David: I can give an example from as soon  as today.  My current music obsession is a song by Morten Lauridsen called Where Have the Actors Gone.  I have actually corresponded with Lauridsen recently about this song.  He explained why the song means so much to him and maybe why it means so much to me. This afternoon after listening to the song, YouTube cycled to the next song Prayer by Lauridsen.  While listening I read about the text; it was  the poem Prayer by Dana Gioia.  In an interview with Gioia I learned that he wrote the poem after the death of his young son.  I sensed that pathos in the music  before I knew that story.  That then made me think about my little brother who in 1963 was born, lived eight days and died.  I say "made me think about it" when the truth is he is never that far from my thoughts. Although there is a world of thoughts and feelings around his life and death.I normally choose not to write about it.. But I thought of using part of Gioia's poem as a jumping off place to talk about  it.

Blogger Today: So are you going to write this?

David: Not any time soon. What I think about writing and what I actually write are completely different things.

Blogger Today:  But David you talk about deeply emotional things, why would you not talk about something as significant as your own brother's death?

David: This family saga is just too complicated.  I don't write this story out of respect for the people involved, especially my mother, who took her unimaginable pain to her grave, The story also evokes much pain in me. That's something I have to be careful about.

Blogger Today:  Then why do you talk about emotional issues at all?

David: Because I'm an emotional being before I'm anything else.  And I can tell you by much experience that not all emotions feel good. And, certainly, not all emotions feel bad. So  I write from that experience.  People tell me that I think too much, and I do,  but I feel much more deeply than I think. My feelings have taken me to the doors of hell and the gates of heaven, and everywhere in between. I now live in the middle ground, but I respect the fact that those gates are not far away.

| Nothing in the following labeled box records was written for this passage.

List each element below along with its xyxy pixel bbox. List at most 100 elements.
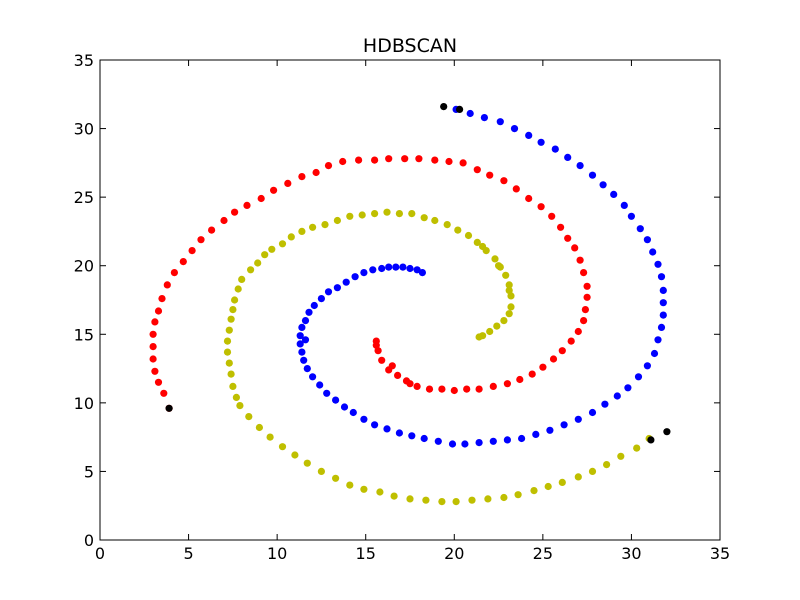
data-point <box>503 380 511 388</box>
data-point <box>406 495 414 503</box>
data-point <box>576 256 584 264</box>
data-point <box>466 109 474 118</box>
y-tick-label: 25 <box>74 188 94 207</box>
data-points <box>149 103 671 506</box>
data-point <box>376 488 384 496</box>
data-point <box>636 225 644 233</box>
data-point <box>149 355 157 363</box>
data-point <box>456 105 464 113</box>
data-point <box>496 118 504 126</box>
data-point <box>580 317 588 325</box>
data-point <box>505 281 513 289</box>
chart-title: HDBSCAN <box>363 35 457 57</box>
data-point <box>507 292 515 300</box>
data-point <box>309 223 317 231</box>
data-point <box>371 210 379 218</box>
data-point <box>236 402 244 410</box>
data-point <box>154 307 163 315</box>
data-point <box>564 234 572 242</box>
data-point <box>333 216 341 225</box>
data-point <box>255 423 263 432</box>
data-point <box>588 408 597 417</box>
data-point <box>303 459 311 467</box>
data-point <box>287 233 295 241</box>
data-point <box>422 496 430 504</box>
data-point <box>369 266 377 274</box>
data-point <box>486 327 494 336</box>
data-point <box>278 240 287 248</box>
data-point <box>491 255 499 263</box>
data-point <box>475 385 483 393</box>
data-point <box>558 347 566 355</box>
axis-ticks: 0 5 10 15 20 25 30 35 0 5 10 15 20 25 30 35 <box>74 51 731 563</box>
data-point <box>571 244 579 252</box>
data-point <box>395 429 403 437</box>
data-point <box>634 373 643 381</box>
x-tick-label: 15 <box>356 544 376 563</box>
data-point <box>603 461 611 469</box>
data-point <box>160 389 168 397</box>
data-point <box>298 227 306 235</box>
data-point <box>505 310 513 318</box>
data-point <box>450 386 458 395</box>
data-point <box>378 356 386 364</box>
data-point <box>243 201 251 209</box>
x-tick-label: 0 <box>95 544 105 563</box>
data-point <box>332 396 340 404</box>
data-point <box>525 131 533 139</box>
data-point <box>225 326 233 334</box>
data-point <box>647 436 655 444</box>
data-point <box>580 269 588 277</box>
data-point <box>383 208 391 216</box>
data-point <box>149 330 157 338</box>
data-point <box>360 485 368 493</box>
plot-frame <box>99 59 721 541</box>
data-point <box>342 278 350 286</box>
data-point <box>560 421 568 429</box>
data-point <box>425 385 434 393</box>
data-point <box>208 226 216 234</box>
data-point <box>500 177 508 185</box>
data-point <box>394 371 402 379</box>
data-point <box>443 221 451 229</box>
data-point <box>576 162 584 170</box>
data-point <box>229 382 237 390</box>
data-point <box>581 306 590 314</box>
data-point <box>503 436 511 444</box>
y-tick-label: 35 <box>74 51 94 70</box>
data-point <box>401 155 409 163</box>
data-point <box>480 114 488 122</box>
data-point <box>659 299 667 307</box>
data-point <box>406 264 414 273</box>
data-point <box>434 437 442 445</box>
data-point <box>223 337 232 345</box>
x-tick-label: 25 <box>533 544 553 563</box>
data-point <box>346 481 354 489</box>
data-point <box>231 296 239 304</box>
data-point <box>390 492 398 500</box>
data-point <box>378 264 386 273</box>
data-point <box>500 317 508 325</box>
data-point <box>358 211 366 219</box>
y-tick-label: 5 <box>84 462 94 481</box>
data-point <box>438 385 446 393</box>
data-point <box>408 210 416 218</box>
data-point <box>599 181 607 189</box>
data-point <box>525 194 533 203</box>
data-point <box>349 408 357 417</box>
data-point <box>551 145 559 153</box>
data-point <box>151 318 159 326</box>
data-point <box>229 306 237 314</box>
data-point <box>624 384 632 392</box>
data-point <box>300 356 308 364</box>
data-point <box>583 293 591 301</box>
data-point <box>557 223 565 231</box>
data-point <box>431 216 439 225</box>
data-point <box>383 425 391 433</box>
data-point <box>220 216 228 225</box>
data-point <box>170 269 178 277</box>
data-point <box>388 362 396 370</box>
data-point <box>257 194 265 203</box>
data-point <box>663 428 671 436</box>
data-point <box>225 359 233 367</box>
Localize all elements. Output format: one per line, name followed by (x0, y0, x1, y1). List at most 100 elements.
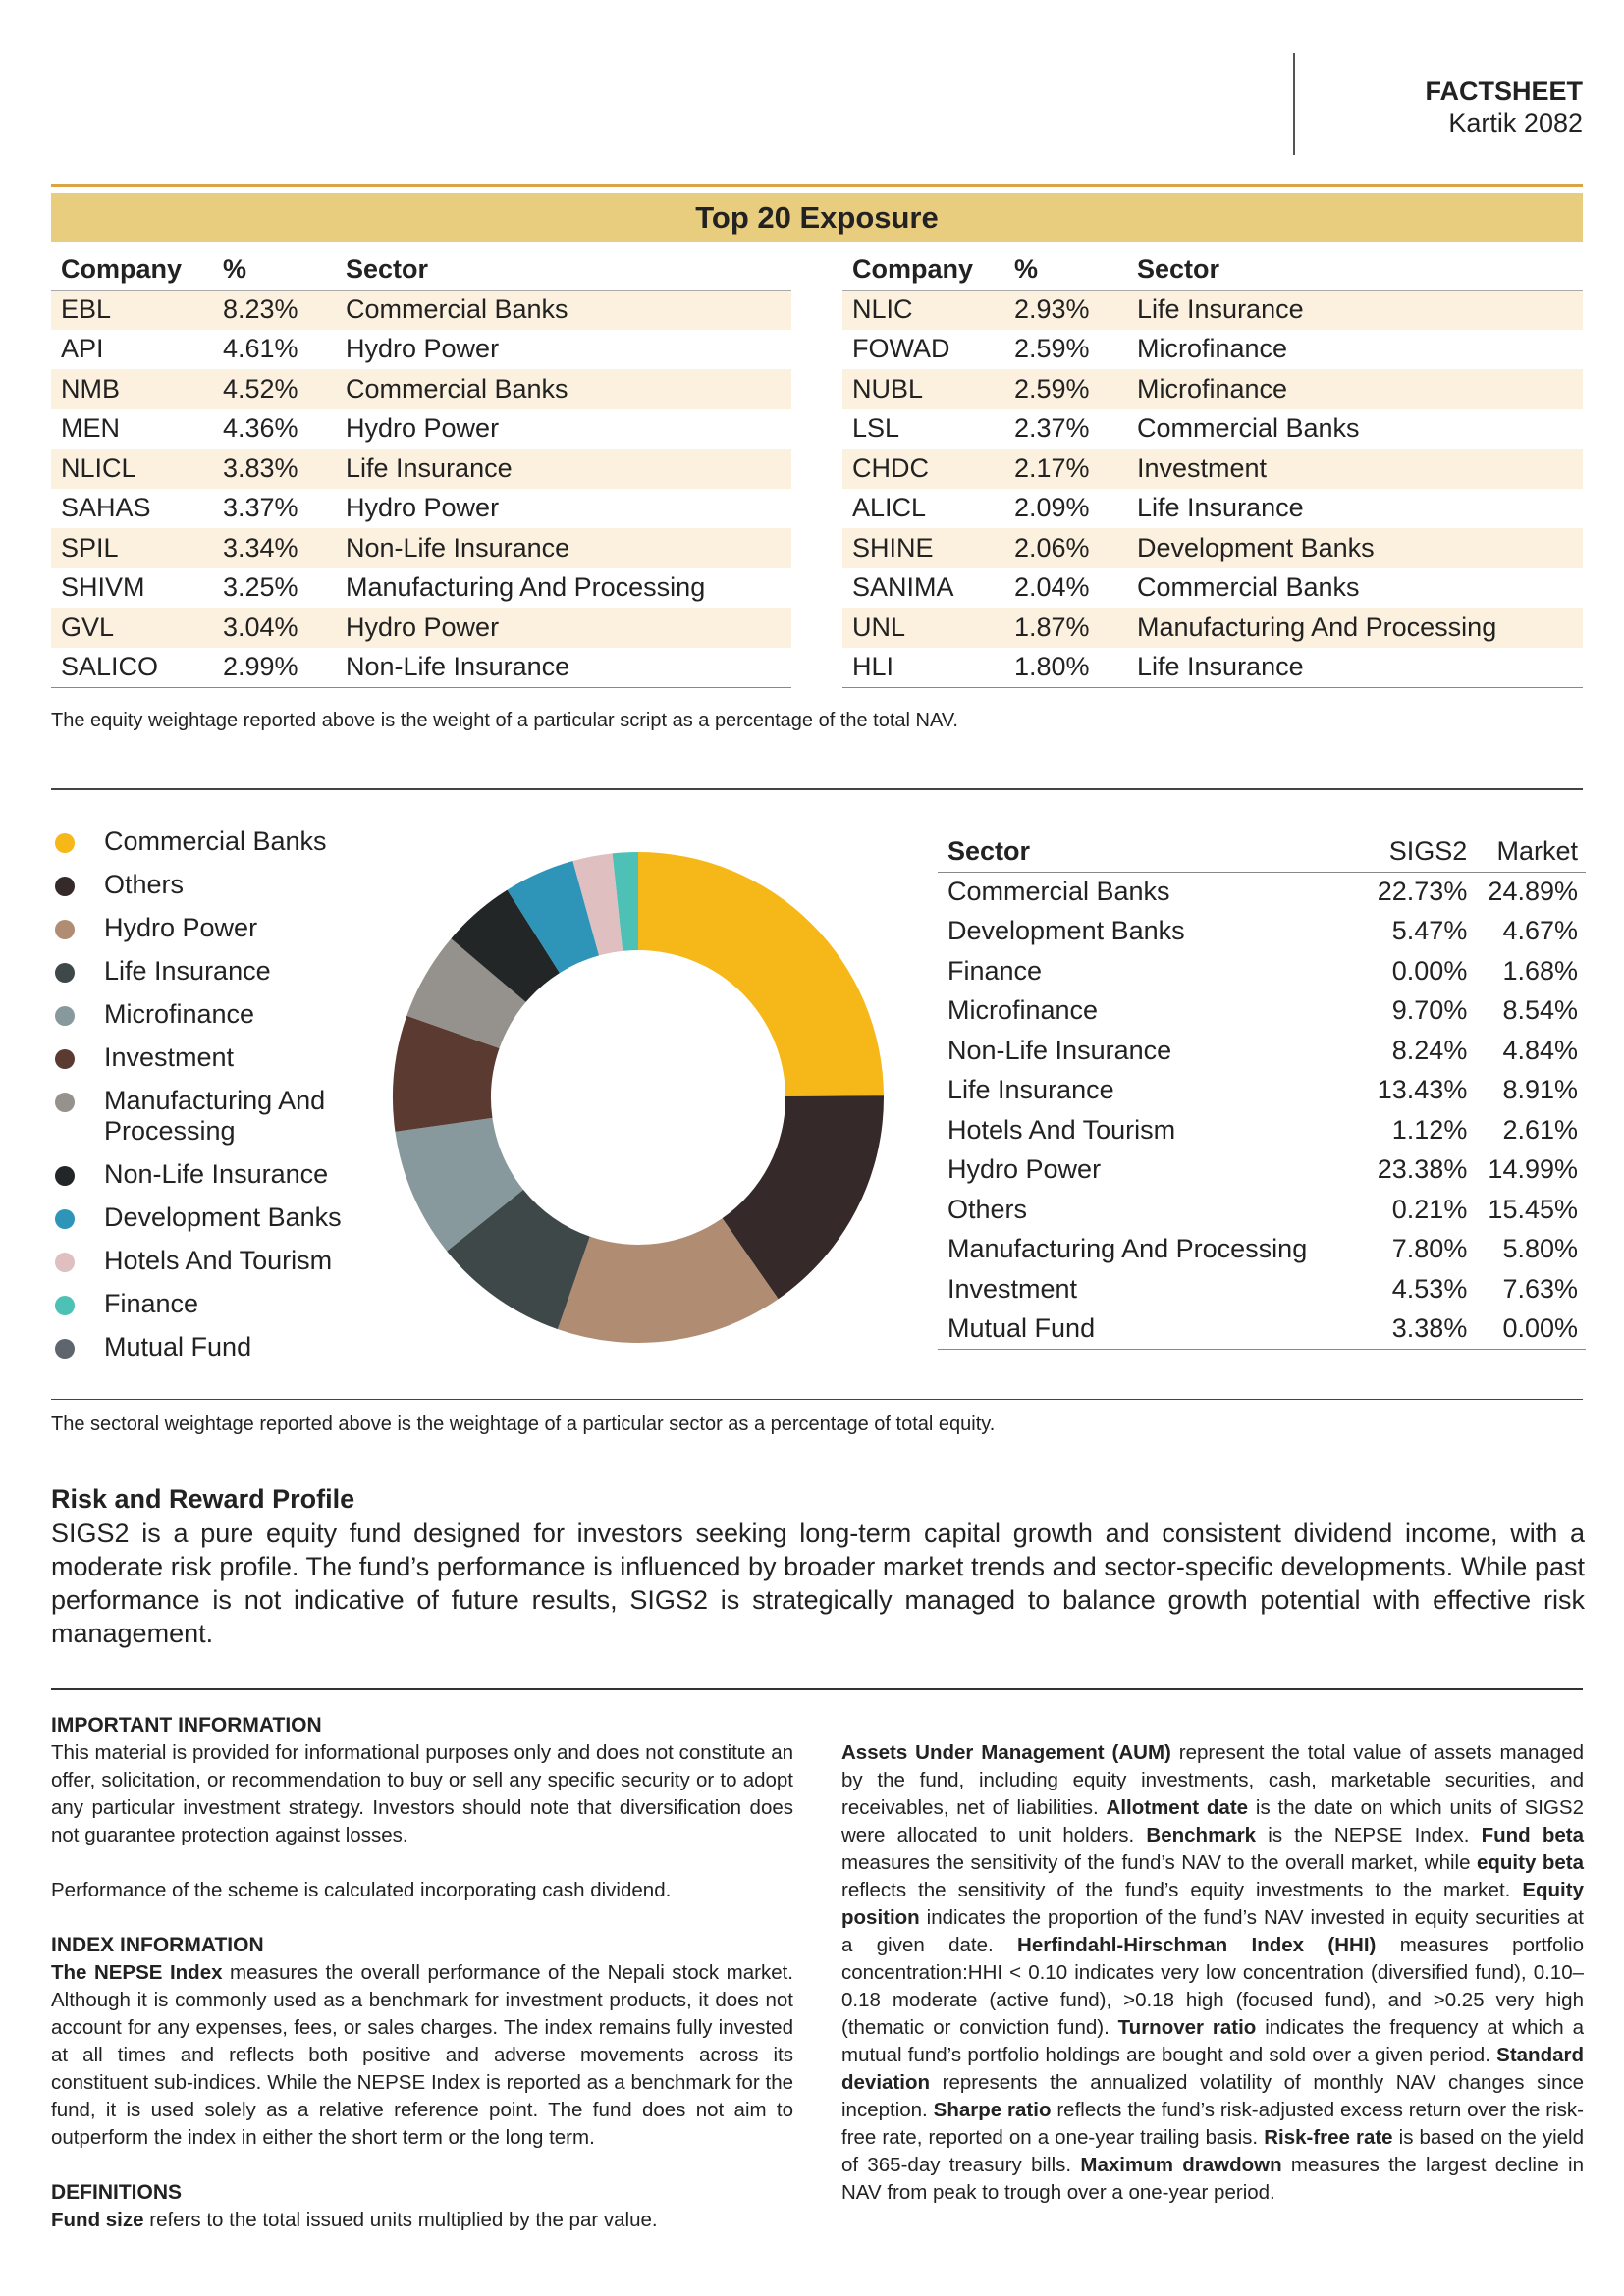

Blogger Today:  You say you feel more than you think, but according to you don't all human emotions originate from the brain? Don't we think them up?

David: All emotions originate from the nervous system, but hundreds of billions of those neurotransmitters are in the gut.

Blogger Today: So you're saying "a gut feeling" is real?

David: Yes, it's very real.

Blogger Today: Why are you writing this blog when you could be writing a book?

David: It's that blinking cursor thing. It is just too easy for me  to push the cursor down the page. When I've pushed it as far as I want, I move my pointer to Publish and it's done. But, actually, I've written several books. Over the past twelve years I have published over 2,000 one thousand word essays. That's two million words. These could be published as a whole set of books.

Blogger Today: So when are you going to do this?

David: Not today.

Blogger Today:  Do you have any idea how many people read your blog?

David: The Blogspot analytics suggest that about 100 people read my posts quite regularly, but a recent article I posted about how the closing of a local church affected me garnered nearly 900 views.

Blogger Today: Do 900 readers mean more to you than a 100 readers?

David: About nine times as much.

Blogger Today:  Do you have any final thoughts you'd like to share with our readers?

David: The highest compliment anyone has ever given me about the things I write is what my friend Lori said to me several years ago, "When I read your posts", she told me, "I feel something." That matters to me. It matters to me that my words sometimes transfer to the reader what I feel as I write them. I find that to be quite remarkable and quite satisfying.

Blogger Today:  David, I know you need to leave to go to Starbucks to drink coffee and read a book, so I won't keep you any longer. Thanks so much for carving this time out of your very busy day to talk with us at Blogger Today.  You can find David on Facebook or at davidrhelms.blogspot.com.

David: You're very welcome. I enjoyed talking with you.